The business lounge of Platov Airport, designed by Vox Architects, also reflects the particular features of the region. The colors and forms of the interior design set out to suggest the hilly local landscape, the high banks of the Don River and the shallows covered by canebrakes. Undulated partitions, permeable to light, are composed of golden grilles to bring privacy to spaces without breaking up the scenario, filling the whole space with warm light. It is a location that encourages suspension, relaxation, and in spite of the open layout the lounge conveys a sense of quiet welcome.
When services become an added value
Airport lounges enhance the experience of unique, well-designed spaces by offering premium but affordable services, even with special food and beverage selections, often formulated for rediscovery of local delicacies.
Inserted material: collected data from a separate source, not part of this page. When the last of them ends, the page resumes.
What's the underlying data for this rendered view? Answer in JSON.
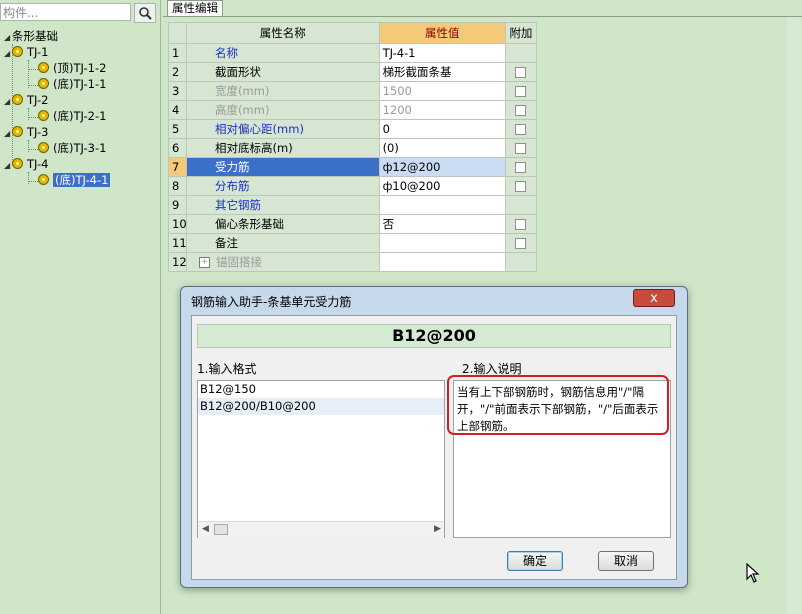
{
  "search": {
    "placeholder": "构件..."
  },
  "tree": {
    "root": "条形基础",
    "groups": [
      {
        "label": "TJ-1",
        "children": [
          "(顶)TJ-1-2",
          "(底)TJ-1-1"
        ]
      },
      {
        "label": "TJ-2",
        "children": [
          "(底)TJ-2-1"
        ]
      },
      {
        "label": "TJ-3",
        "children": [
          "(底)TJ-3-1"
        ]
      },
      {
        "label": "TJ-4",
        "children": [
          "(底)TJ-4-1"
        ]
      }
    ]
  },
  "tab": {
    "label": "属性编辑"
  },
  "grid": {
    "headers": [
      "属性名称",
      "属性值",
      "附加"
    ],
    "rows": [
      {
        "num": "1",
        "name": "名称",
        "value": "TJ-4-1"
      },
      {
        "num": "2",
        "name": "截面形状",
        "value": "梯形截面条基"
      },
      {
        "num": "3",
        "name": "宽度(mm)",
        "value": "1500"
      },
      {
        "num": "4",
        "name": "高度(mm)",
        "value": "1200"
      },
      {
        "num": "5",
        "name": "相对偏心距(mm)",
        "value": "0"
      },
      {
        "num": "6",
        "name": "相对底标高(m)",
        "value": "(0)"
      },
      {
        "num": "7",
        "name": "受力筋",
        "value": "ф12@200"
      },
      {
        "num": "8",
        "name": "分布筋",
        "value": "ф10@200"
      },
      {
        "num": "9",
        "name": "其它钢筋",
        "value": ""
      },
      {
        "num": "10",
        "name": "偏心条形基础",
        "value": "否"
      },
      {
        "num": "11",
        "name": "备注",
        "value": ""
      },
      {
        "num": "12",
        "name": "锚固搭接",
        "value": ""
      }
    ]
  },
  "dialog": {
    "title": "钢筋输入助手-条基单元受力筋",
    "close_label": "x",
    "preview": "B12@200",
    "format_label": "1.输入格式",
    "desc_label": "2.输入说明",
    "formats": [
      "B12@150",
      "B12@200/B10@200"
    ],
    "description": "当有上下部钢筋时，钢筋信息用\"/\"隔开，\"/\"前面表示下部钢筋，\"/\"后面表示上部钢筋。",
    "ok_label": "确定",
    "cancel_label": "取消"
  },
  "colors": {
    "panel_bg": "#cfe6c9",
    "header_value_bg": "#f5c97a",
    "selection": "#3c6fc8",
    "highlight_red": "#d41f1f"
  }
}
Lounges become temporary co-working facilities or settings in which to linger, from breakfast to dinner, with access to newspapers, magazines and monitors through which to access personalized programming. Every room is organized to make an impression, not only in terms of style, but also due to its range of services. The Aviapartner StarAlliance Lounge at the Leonardo da Vinci Airport in Rome, designed by Up to You Studio, stimulates the discovery of Made in Italy, also for the furnishings, while offering innovative entertainment features that even include virtual reality devices.